- The Washington Times - Thursday, March 28, 2019

President Trump officially declared the “Russia hoax” dead Thursday, telling ardent Michigan supporters that his foes failed to overturn the results of the 2016 election and are no longer fans of special counsel Robert Mueller, after he failed to find evidence of a criminal conspiracy between the Trump campaign and Russia.

Reveling in the spotlight, he said America just had one of its best weeks ever.

“The economy is roaring, the ISIS caliphate is defeated 100 percent and after three years of lies and smears and slander, the Russia hoax is finally dead,” Mr. Trump told the crowd in Grand Rapids. “The collusion delusion is over.”

He said those who pushed the Russia investigation have “now got big problems,” as he hints at payback, and accused Democrats of peddling “ridiculous bulls–” instead of focusing on things like infrastructure, trade and health care.

It was the president’s 18th rally in Michigan and his first since the conclusion of Mr. Mueller’s two-year probe into Russia’s campaign meddling.

Mr. Trump was ostensibly there to talk about cars. And he did, extolling new investments in Michigan and elsewhere, although he’s still urging General Motors to reopen a plant in Ohio.

“We’re bringing a lot of the car companies back. They’re coming back, they’re pouring back,” he said beneath a banner reading “Jobs! Jobs! Jobs!” at the Van Andel Arena.

But then, he revved up his base by slamming the “corrupt” media, popped a wheelie over his defeat of Hillary Clinton and spun doughnuts over Democrats who still say there were nefarious interactions between the Trump campaign and Russia.

Attorney General William Barr says the special counsel found no evidence Trump campaign figures conspired with Russia, and didn’t find enough evidence to bring an obstruction of justice case against the president himself.

Mr.
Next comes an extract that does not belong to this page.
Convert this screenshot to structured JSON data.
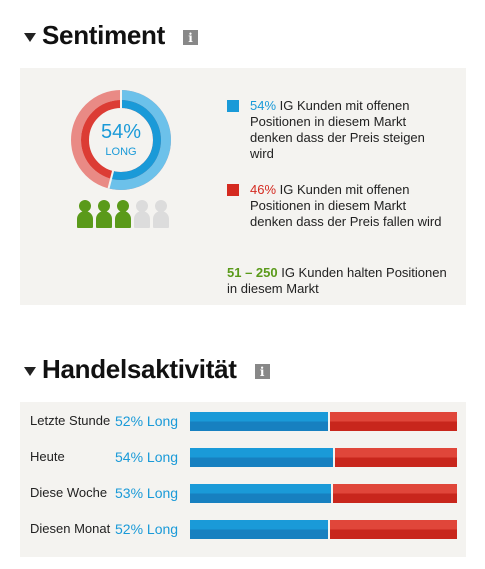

Trump said he was totally cleared on that last count, even though the special counsel specifically said he could not exonerate the president on obstruction.

The president and his 2020 campaign are weaponizing the as-yet-unreleased Mueller report, saying Democrats and pundits should pay a price for pushing the collusion story during Mr. Trump’s first year in office.

Mr. Trump said House Intelligence Committee Chairman Adam Schiff should step down over his claims about Trump-Russia collusion in the run-up to Mr. Mueller’s findings.

Mr. Schiff defended himself Thursday, saying it was “not OK” that Mr. Trump’s son, Donald Trump Jr., and his chairman, Paul Manafort, took a meeting with Russians at Trump Tower, among other issues.

The president slammed the chairman, dubbing him “pencil-neck Adam Schiff.”

“He’s got the smallest, thinnest neck I’ve ever seen. He’s not a long ball hitter,” he said, adding: “These people are sick.”

Mr. Trump is heading into the 2020 campaign by rallying support in red and purple states that went his way last time around, rather than trying to pave new ground.

He rattled off a list of accomplishments at home and abroad, and teased a bit of his campaign strategy, saying he’ll do better with women because they’ve filled 60 percent of new jobs during his tenure. And he said the Senate GOP is working on a way to replace his predecessor’s health care law, even though House Democrats will reject whatever they produce.

“We’re going to get rid of Obamacare,” Mr. Trump said. “The Republican Party will become the party of good health care.”

He decried “socialist” Democrats who are championing a government-run, single-payer plan and the push for a Green New Deal to reel in climate change. While some of his potential 2020 foes have embraced those ideas, others have proposed milder reforms or declined to take a firm stance.

The president alluded to TV actor Jussie Smollett, who is black and gay and claimed Trump supporters attacked him in Chicago, only to be charged with making a false report. A decision this week to drop those charges outraged Mayor Rahm Emanuel and prompted Mr. Trump to pounce on the episode as an “embarrassment.”

“Maybe the only time I’ve agreed with the mayor of Chicago,” the president said.

Mr. Trump extolled his 2016 victory and said his promised border wall, which sparked a lengthy government shutdown and confrontation with Congress, is on its way. He said immigrants trying to get must get in legally and come “based on merit.”

But Mr. Trump reserved much of his praise for his own campaign, his supporters, and himself, saying he has a better education and apartment than his “elite” detractors.

“I’m president and they’re not, right?” he said. “They’re not elite, you’re the elite. We’re the elite!”